No, it just did not go like that. But just the gravity of what had just happened. This executive order proclaimed by Lincoln, which apparently first came in September twenty second, eighteen sixty two, he basically said, hey, everybody, get ready for it, because on January first of next year, all

enslaved people are going to be free. He said that all persons held as slaves within any state or designated part of a state, the people whereof shall then be in rebellion against the United States, shall be then thenceforward and forever free. And there's probably no sweeter words for enslaved people to hear coming out of Abraham Lincoln's mouth at the time.

Speaker 2

Yeah, and then Lincoln kind of grinned and said, man, just wait that you see the statue they're going to build up me. Yeah, it's going to be bossed like, people are going to love me. This is going to be so great. Yeah, and for great reason. These days, the services can vary kind of depending on the congregation. Sometimes, like you said, they'll start a little earlier in the evening and maybe end at like ten o'clock, so you can still go out and you know, celebrate New Years

however you want. Sometimes that is New Year's for you, and you take it all the way to midnight. Depending on the church, they might really emphasize the Emancipation Proclamation aspect of it. Sometimes they might do that at all. It kind of just depends on where you're going, because it does. It is a night that very much has two distinct meanings.

Speaker 1

Yeah, for those congregants whose services end at ten, they're very well known to hop in a cab and put on their big oversized Nivia hat and to get me to Times Square stat.

Speaker 2

That's one tradition.
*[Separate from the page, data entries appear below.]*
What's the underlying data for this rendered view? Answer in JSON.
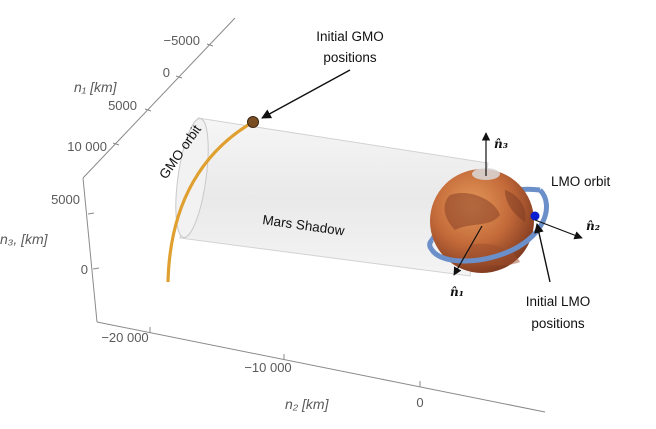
{
  "figure": {
    "annotations": {
      "gmo_positions": [
        "Initial GMO",
        "positions"
      ],
      "lmo_positions": [
        "Initial LMO",
        "positions"
      ],
      "gmo_orbit": "GMO orbit",
      "lmo_orbit": "LMO orbit",
      "mars_shadow": "Mars Shadow"
    },
    "vectors": {
      "n1": "n̂₁",
      "n2": "n̂₂",
      "n3": "n̂₃"
    },
    "axes": {
      "n1": {
        "label": "n₁ [km]",
        "ticks": [
          "−5000",
          "0",
          "5000",
          "10 000"
        ]
      },
      "n3": {
        "label": "n₃, [km]",
        "ticks": [
          "5000",
          "0"
        ]
      },
      "n2": {
        "label": "n₂ [km]",
        "ticks": [
          "−20 000",
          "−10 000",
          "0"
        ]
      }
    },
    "colors": {
      "gmo_orbit": "#e0a030",
      "lmo_orbit": "#6b8fc8",
      "shadow_fill": "#efefef",
      "mars": "#c06a3a",
      "lmo_sat": "#0b1fd0",
      "axis": "#8a8a8a"
    }
  }
}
I've never had any interest in doing me either.

Speaker 1

That sounds so terrible. I mean, of course, the legend associated with it, which apparently is quite true. It's like if you have to pe ts for you because you have to stay in the same spot that you arrived in and if you leave, you cannot come back in. So if you want to stay there until midnight, buddy, you better be able to hold your pee for like six hours.

Speaker 2

You know, people are being in things.

Speaker 1

Right Yeah. You know if you look over somebody zoned out and they have like a look of relief across their face, they're peeing themselves right then?

Speaker 2

Yeah, why is that God drinking yellow gatorade?

Speaker 1

Crony? Yeah, short stuff is app Happy New Year, everybody.